It's time to bring the pumpkins in and process them for cooking. Yay! Pumpkin!
We managed to grow a few small ones this year that the squash bugs didn't get. I got another, larger one from a market, too so I could play around with pumpkin/squash soup recipes and so we could put some up.
There are a couple of ways to process pumpkin for use in pies and soups. You can bake it, or you can steam it. I like to steam it because it's faster.
First cut it in half. This was an excellent, meaty pumpkin. Not many seeds, but a lot of flesh. Perfect for pies and soup.
Scrape out the seeds. Don't worry about getting all the stringy things out. Just get the seeds out.

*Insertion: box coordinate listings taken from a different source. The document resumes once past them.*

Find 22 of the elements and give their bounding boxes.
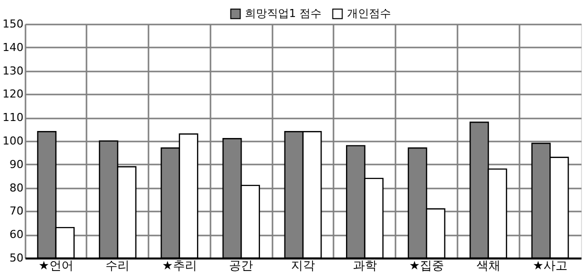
x-tick-label: 색채 xyxy=(476,258,500,272)
legend-label: 개인점수 xyxy=(347,6,391,20)
y-tick-label: 60 xyxy=(10,228,24,242)
legend-label: 희망직업1 점수 xyxy=(245,6,322,20)
x-tick-label: ★언어 xyxy=(38,258,74,272)
y-tick-label: 140 xyxy=(2,40,24,54)
x-tick-label: 수리 xyxy=(106,258,130,272)
x-tick-label: ★사고 xyxy=(532,258,568,272)
y-tick-label: 70 xyxy=(10,204,24,218)
y-tick-label: 50 xyxy=(10,252,24,264)
x-tick-label: 과학 xyxy=(352,258,377,272)
x-tick-label: 공간 xyxy=(229,258,254,272)
x-tick-label: ★추리 xyxy=(162,258,197,272)
y-tick-label: 120 xyxy=(2,88,24,101)
y-tick-label: 110 xyxy=(2,111,24,124)
y-tick-label: 80 xyxy=(10,181,24,194)
x-tick-label: 지각 xyxy=(291,258,315,272)
y-tick-label: 100 xyxy=(2,134,24,148)
y-tick-label: 130 xyxy=(2,64,24,78)
x-tick-label: ★집중 xyxy=(409,258,444,272)
y-tick-label: 90 xyxy=(10,158,24,171)
y-tick-label: 150 xyxy=(2,18,24,30)
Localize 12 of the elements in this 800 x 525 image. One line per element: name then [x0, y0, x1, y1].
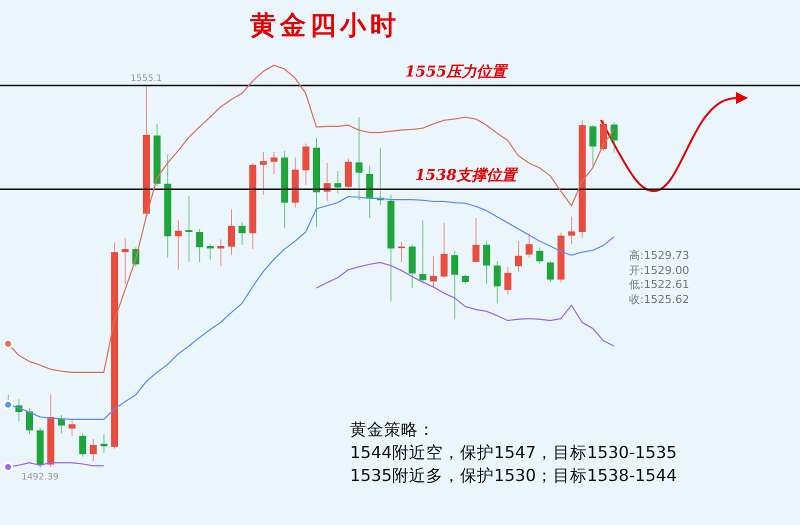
- ref-line-label: 1555压力位置: [405, 62, 509, 80]
- annotation: 1544附近空，保护1547，目标1530-1535: [350, 442, 677, 464]
- text: 收:1525.62: [629, 292, 690, 307]
- text: 黄金四小时: [249, 10, 401, 43]
- annotation: 黄金策略：: [350, 419, 436, 441]
- annotation: 1555.1: [130, 74, 162, 84]
- annotation: 1535附近多，保护1530；目标1538-1544: [350, 465, 677, 487]
- text: 高:1529.73: [629, 249, 690, 264]
- text: 开:1529.00: [629, 264, 690, 278]
- annotation: 1492.39: [21, 472, 59, 483]
- ref-line-label: 1538支撑位置: [415, 166, 519, 184]
- text: 低:1522.61: [629, 278, 690, 292]
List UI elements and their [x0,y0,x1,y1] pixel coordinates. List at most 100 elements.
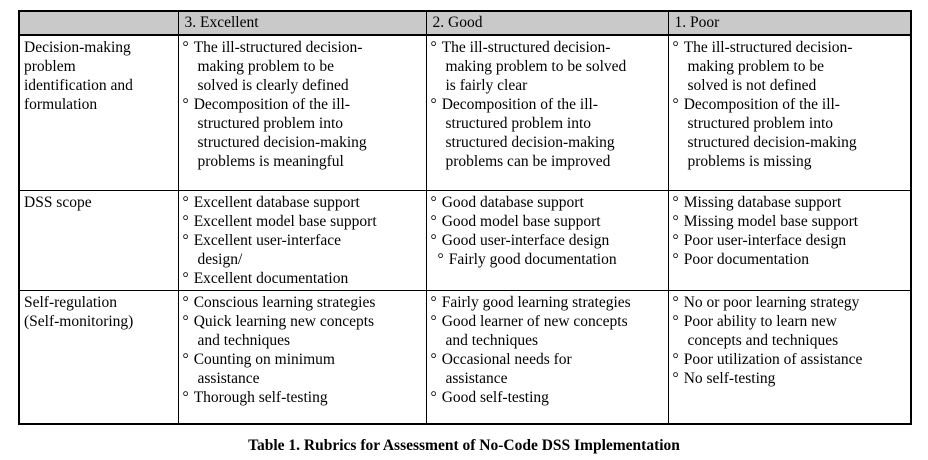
bullet-icon: ° [182,193,189,211]
cell-good: ° Good database support ° Good model base … [425,189,669,291]
bullet-icon: ° [430,193,437,211]
bullet-icon: ° [430,388,437,406]
rubric-item-text: The ill-structured decision- making prob… [441,39,627,94]
rubric-item-text: Quick learning new concepts and techniqu… [193,312,375,349]
rubric-item: ° Conscious learning strategies [183,293,422,312]
rubric-item: ° Decomposition of the ill- structured pr… [183,95,422,171]
header-cell-poor: 1. Poor [667,10,912,36]
rubric-item-text: Fairly good learning strategies [441,293,631,311]
rubric-item: ° Quick learning new concepts and techniq… [183,312,422,350]
row-label-cell: Self-regulation (Self-monitoring) [18,289,179,425]
rubric-item-text: Poor ability to learn new concepts and t… [683,312,839,349]
rubric-item-text: The ill-structured decision- making prob… [683,39,853,94]
bullet-icon: ° [672,350,679,368]
rubric-item-text: Good user-interface design [441,231,610,249]
rubric-item: ° Decomposition of the ill- structured pr… [431,95,664,171]
cell-excellent: ° Excellent database support ° Excellent m… [177,189,427,291]
rubric-item: ° Good user-interface design [431,231,664,250]
bullet-icon: ° [182,212,189,230]
rubric-item: ° Excellent database support [183,193,422,212]
rubric-item: ° No self-testing [673,369,907,388]
rubric-item-text: Counting on minimum assistance [193,350,335,387]
rubric-item-text: Poor utilization of assistance [683,350,863,368]
bullet-icon: ° [430,96,437,113]
table-row: Self-regulation (Self-monitoring) ° Consc… [18,289,912,425]
rubric-item: ° The ill-structured decision- making pro… [183,38,422,95]
rubric-item-text: Excellent documentation [193,269,349,287]
rubric-item: ° Excellent documentation [183,269,422,288]
bullet-icon: ° [672,96,679,113]
rubric-item: ° Excellent user-interface design/ [183,231,422,269]
rubric-item: ° Counting on minimum assistance [183,350,422,388]
bullet-icon: ° [672,293,679,311]
rubric-item: ° The ill-structured decision- making pro… [673,38,907,95]
cell-good: ° The ill-structured decision- making pro… [425,34,669,191]
rubric-item: ° Occasional needs for assistance [431,350,664,388]
rubric-item-text: Fairly good documentation [448,250,617,268]
cell-poor: ° The ill-structured decision- making pro… [667,34,912,191]
row-label-cell: DSS scope [18,189,179,291]
bullet-icon: ° [182,39,189,56]
bullet-icon: ° [182,312,189,330]
rubric-item-text: Missing model base support [683,212,859,230]
table-row: Decision-making problem identification a… [18,34,912,191]
rubric-item: ° Good learner of new concepts and techni… [431,312,664,350]
cell-excellent: ° Conscious learning strategies ° Quick le… [177,289,427,425]
rubric-item: ° Missing model base support [673,212,907,231]
bullet-icon: ° [672,193,679,211]
rubric-item-text: Poor user-interface design [683,231,847,249]
bullet-icon: ° [182,269,189,287]
rubric-item: ° No or poor learning strategy [673,293,907,312]
cell-poor: ° Missing database support ° Missing model… [667,189,912,291]
rubric-item-text: Good model base support [441,212,601,230]
rubric-item-text: Excellent database support [193,193,360,211]
rubric-item: ° Fairly good learning strategies [431,293,664,312]
bullet-icon: ° [672,250,679,268]
bullet-icon: ° [672,212,679,230]
rubric-item: ° Poor utilization of assistance [673,350,907,369]
row-label-cell: Decision-making problem identification a… [18,34,179,191]
rubric-item: ° Decomposition of the ill- structured pr… [673,95,907,171]
rubric-item-text: Conscious learning strategies [193,293,376,311]
rubric-item: ° Good model base support [431,212,664,231]
bullet-icon: ° [430,350,437,368]
bullet-icon: ° [430,212,437,230]
bullet-icon: ° [430,312,437,330]
rubric-item: ° Poor user-interface design [673,231,907,250]
rubric-item-text: Good self-testing [441,388,549,406]
header-cell-empty [18,10,179,36]
cell-poor: ° No or poor learning strategy ° Poor abil… [667,289,912,425]
rubric-item-text: Excellent model base support [193,212,377,230]
header-cell-good: 2. Good [425,10,669,36]
rubric-item-text: Occasional needs for assistance [441,350,572,387]
rubric-item: ° Thorough self-testing [183,388,422,407]
bullet-icon: ° [672,369,679,387]
bullet-icon: ° [182,388,189,406]
rubric-item: ° The ill-structured decision- making pro… [431,38,664,95]
rubric-item-text: Poor documentation [683,250,809,268]
rubric-item-text: Decomposition of the ill- structured pro… [441,96,615,170]
rubric-item: ° Fairly good documentation [438,250,664,269]
rubric-item: ° Excellent model base support [183,212,422,231]
bullet-icon: ° [430,293,437,311]
rubric-item-text: No self-testing [683,369,776,387]
cell-excellent: ° The ill-structured decision- making pro… [177,34,427,191]
rubric-item: ° Good self-testing [431,388,664,407]
header-cell-excellent: 3. Excellent [177,10,427,36]
rubric-item-text: Decomposition of the ill- structured pro… [193,96,367,170]
rubric-item: ° Poor documentation [673,250,907,269]
rubric-item-text: Good learner of new concepts and techniq… [441,312,628,349]
bullet-icon: ° [182,231,189,249]
rubric-item-text: Excellent user-interface design/ [193,231,341,268]
rubric-item: ° Good database support [431,193,664,212]
rubric-item: ° Missing database support [673,193,907,212]
bullet-icon: ° [672,312,679,330]
bullet-icon: ° [672,231,679,249]
table-caption: Table 1. Rubrics for Assessment of No-Co… [248,437,680,454]
bullet-icon: ° [437,250,444,268]
bullet-icon: ° [430,231,437,249]
bullet-icon: ° [672,39,679,56]
bullet-icon: ° [182,96,189,113]
bullet-icon: ° [182,293,189,311]
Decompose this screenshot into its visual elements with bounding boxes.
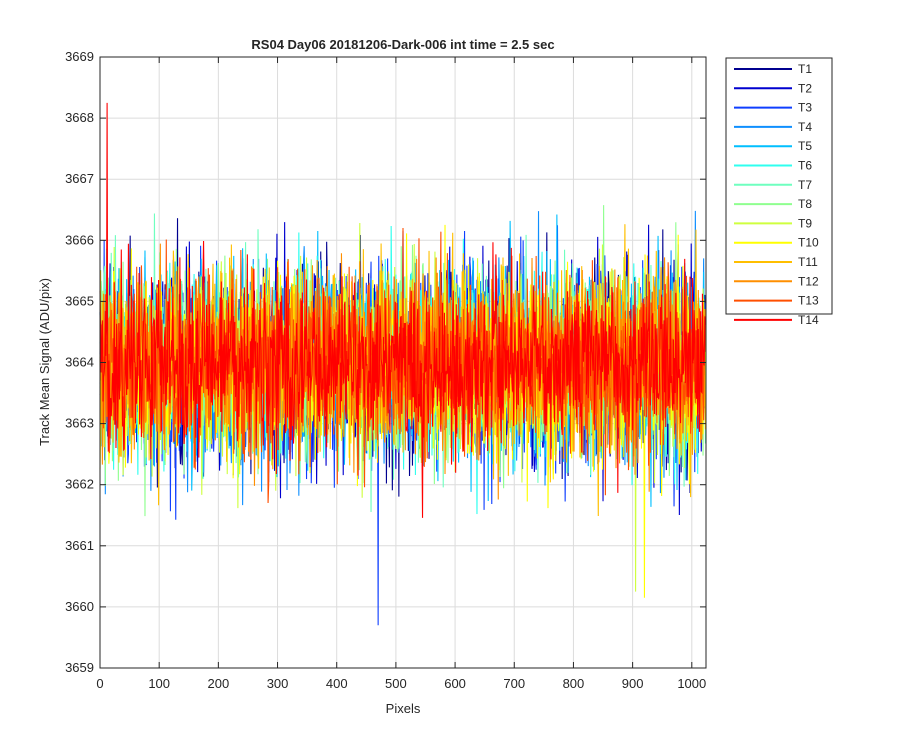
x-tick-label: 200 [208, 676, 230, 691]
legend-label: T4 [798, 120, 812, 134]
y-axis-label: Track Mean Signal (ADU/pix) [37, 278, 52, 446]
legend-label: T7 [798, 178, 812, 192]
y-tick-label: 3668 [65, 110, 94, 125]
y-tick-label: 3660 [65, 599, 94, 614]
legend-label: T2 [798, 81, 812, 95]
legend-label: T1 [798, 62, 812, 76]
x-tick-label: 600 [444, 676, 466, 691]
legend-box [725, 57, 833, 315]
legend-label: T13 [798, 294, 819, 308]
y-tick-label: 3666 [65, 232, 94, 247]
series-lines [99, 102, 706, 626]
y-tick-label: 3661 [65, 538, 94, 553]
x-axis-label: Pixels [386, 701, 421, 716]
x-tick-label: 1000 [677, 676, 706, 691]
x-tick-label: 500 [385, 676, 407, 691]
x-tick-label: 900 [622, 676, 644, 691]
legend-label: T12 [798, 274, 819, 288]
legend-label: T11 [798, 255, 818, 269]
legend-label: T6 [798, 159, 812, 173]
axis-ticks: 0 100 200 300 400 500 600 700 800 900 1000 3659 3660… [65, 49, 706, 691]
legend-label: T5 [798, 139, 812, 153]
legend-label: T9 [798, 216, 812, 230]
y-tick-label: 3659 [65, 660, 94, 675]
chart-title: RS04 Day06 20181206-Dark-006 int time = … [251, 37, 554, 52]
y-tick-label: 3665 [65, 293, 94, 308]
x-tick-label: 800 [563, 676, 585, 691]
y-tick-label: 3664 [65, 355, 94, 370]
x-tick-label: 100 [148, 676, 170, 691]
legend-label: T10 [798, 236, 819, 250]
y-tick-label: 3662 [65, 477, 94, 492]
legend-label: T14 [798, 313, 819, 327]
y-tick-label: 3667 [65, 171, 94, 186]
y-tick-label: 3669 [65, 49, 94, 64]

Cut the pumpkin into wedges or strips. Then peel each strip with a vegetable peeler.
Cut each peeled strip into chunks. They can be big chunks, but not huge ones.
Steam the chunks until they are soft. You should be able to put a fork in them easily. They might begin to fall apart - that's OK.
I use a little steamer basket that opens up to fit across the entire bottom of this big pot. Then I load the pot to the top with pumpkin chunks. They'll cook down a bit as they steam.
Turn the heat on high enough to get a hard boil. Once it's boiling well, you can cover the pot and turn the heat down. It only took me about 20 minutes to steam a big pot full. [I had two pots worth of pumpkin chunks.]
Once the pumpkin is good and cooked, I put it in a bowl and mash it up a bit with a potato masher before it goes in the blender.
My blender is happier that way.
I filled it to the tippy top. Then I turned on puree to get...
....this lovely pumpkin puree.
Now it's ready to use in pie or soup or pumpkin butter or whatever else your heart desires.
We used ours in soup and in pumpkin pancakes. Yum.
Long term storage: Pumpkin is dense and low acid. If you want to bottle it up keep in your cupboard, then make sure you use your pressure canner. If you don't want to mess with the pressure canner, then you can freeze the puree until you're ready to use it.